The problem here is a practical one: the internet is vastly better at reaching better than any other medium, since that's what it was designed for.
I've tried reaching out to organizations that support women in tech many times in the past, with almost non-existent success. I can only suppose these organizations are already flooded with inquiries for their time and resources.
Even if these efforts were successful, a single YouTuber with an audience in the millions (itself predominantly male) can make a video about a survey and be the source for literally 10% of its audience – second only to our own mailing list. This means even successful outreach efforts run the risk of not meaningfully impact the resulting dataset.
Add to that the limited resources I have at my disposal (I run the surveys mostly by myself) and you get the current situation.
If you've read this far then I thank you for taking the time to understand the context of my decisions. I'm not saying they're always the right ones – but I can say that they are not motivated by a lack of caring.
Should I maybe add a general disclaimer to all surveys along the lines of:
This survey was distributed primarily through online means, and as such is representative of the demographics of the online communities that shared it. These platforms each carry their own inherent biases, and may not be representative of the developer community at large.
?
Edit: this is now live on https://2024.stateofhtml.com/en-US
A survey which aims towards some kind of objective measure free of bias.
This is an impossible goal. Every survey is biased by its creator.. By changing the way your question is phrased, you are merely changing the type of bias you need to combat.

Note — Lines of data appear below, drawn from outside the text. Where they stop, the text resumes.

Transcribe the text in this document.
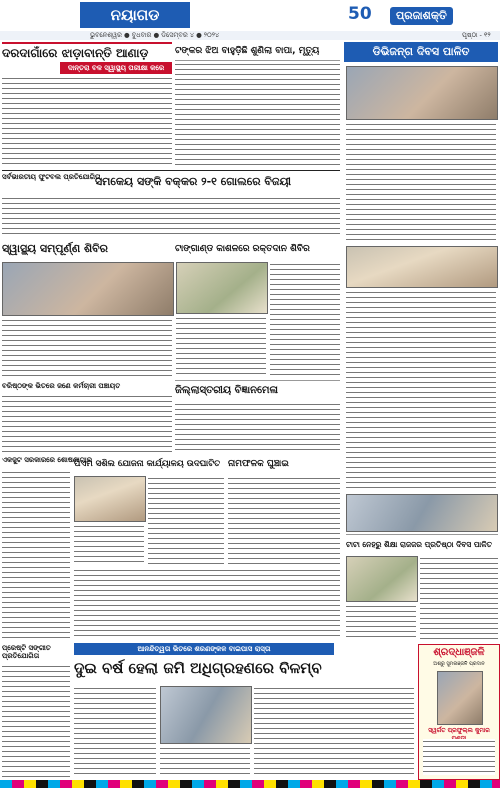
ନୟାଗଡ	50	ପ୍ରଜାଶକ୍ତି
ଭୁବନେଶ୍ୱର ● ବୁଧବାର ● ଡିସେମ୍ବର ୪ ● ୨୦୨୪	ପୃଷ୍ଠା - ୧୨
ଦରଦାଗାଁରେ ଝାଡ଼ାବାନ୍ତି ଆଣାଡ଼
ଦାନ୍ତରା ବଳ ସ୍ୱାସ୍ଥ୍ୟ ପରୀକ୍ଷା କରେ
ଟଙ୍କର ଝିଅ ବାହୁଡ଼ିଛି ଶୁଣିଲା ବାପା, ମୃତ୍ୟୁ	ଡିଭିଜନ୍ଗ ଦିବସ ପାଳିତ
ସର୍ବଭାରତୀୟ ଫୁଟବଲ ପ୍ରତିଯୋଗିତା
ସମକେୟ ସଙ୍କି ବକ୍କର ୨-୧ ଗୋଲରେ ବିଜୟୀ
ସ୍ୱାସ୍ଥ୍ୟ ସମ୍ପୂର୍ଣ୍ଣ ଶିବିର	ଟାଙ୍ଗାଣ୍ଡ କାଶଳରେ ରକ୍ତଦାନ ଶିବିର
ଜିଲ୍ଲାସ୍ତରୀୟ ବିଜ୍ଞାନମେଳା
ବରିଷ୍ଠଙ୍କ ଭିତରେ ଜଣେ କର୍ମଚାରୀ ପଞ୍ଚାୟତ
ଏକଜୁଟ ସରକାରରେ ଶୋଷଣାଗାର
ପିଏମ ସଶିଲ ଯୋଜନା କାର୍ଯ୍ୟାଳୟ ଉଦଘାଟିତ ନାମଫଳକ ଘୁଞ୍ଚାଇ
ଟାଟା ନେହରୁ ଶିକ୍ଷା ରାଜଜର ପ୍ରତିଷ୍ଠା ଦିବସ ପାଳିତ
ଆନନ୍ଦିତ୍ୱତା ଭିତରେ ଶରଣଙ୍କଳ ବାଇପାସ ରାସ୍ତା
ଦୁଇ ବର୍ଷ ହେଲା ଜମି ଅଧିଗ୍ରହଣରେ ବିଳମ୍ବ
ପ୍ରେଷ୍ଟି ସଙ୍ଗୀତ ପ୍ରତିଯୋଗିତା	ଶ୍ରଦ୍ଧାଞ୍ଜଳି
ଅଶ୍ରୁ ସୁମନାଞ୍ଜଳି ପ୍ରଦାନ
ସ୍ୱର୍ଗତ ପ୍ରଫୁଲ୍ଲ କୁମାର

If you want to move the needle towards having more diverse responses with write in responses, you'll now have to tackle selection bias. To get a representative sample, you'll need to make sure your respondents are diverse. This is another thing that has come to my attention that the survey has not been doing.
And let me be clear, this will still not make your survey unbiased. The science of surveys involves acknowledging the way your survey affects your data. Some of it is bias you're fine with - by being a survey requiring a computer or mobile device, you're limiting your audience to those who have a computer or mobile device. But there are always areas to improve - by having basic accessibility issues, your survey may frustrate screen reader users so they won't be well represented in the data.
But this is not the crux of the issue. By your own admission, the survey has been heavily biased in the past. You say the current list of options has come from respondents, but I've seen lists from respondents with a variety of names that aren't there. Is there a system of ranking responses so that only those with a lot of clicks got put in the survey? Do you still have the Bluesky starter pack up with 1 woman and no Black people? It's those kinds of choices we're asking you to rectify through further action. This is not solvable by changing the phrasing of the question. It is your responsibility to use your platform to promote a diverse list of people because you have spent so many years doing the opposite.
Thank you for the response, @SachaG — and yes, I did read it all :)
Regarding the disclaimer — and i don't have an answer here but more a thought to ponder.
What value is a "JS developer survey" if the survey "may not be representative of the developer community at large."
Why pursue the creation of a survey if the data is invalid and seemingly self-serving to provide you credibility and an audience?
If you're running so many surveys that you can't sustainably validate the data, you should reconsider why you ran the surveys in the first place.
This is much like me when I poll all of my office coworkers, "Should we get pizza for lunch?" and get a resounding "yes." However, the total number of people who work from my home office is but one: myself.
While, yes. As much as I can agree all of my officemates (me, myself, and I) have been happy with my lunch surveys, the data's overall value is questionable and largely only self-serving.
Two points I want to make before I respond:
With that out of the way:
@abbeyperini
This is an impossible goal. Every survey is biased by its creator.. By changing the way your question is phrased, you are merely changing the type of bias you need to combat.
I definitely agree with that. The part where I usually disagree with people is what to do about it. The Bluesky starter packs are a great example.
The State of JS starter pack only has one woman. But the State of CSS one has 10. Why? Because compared to JS, the CSS community has done a better job of welcoming women, which shows in the survey data, which the starter pack is based on.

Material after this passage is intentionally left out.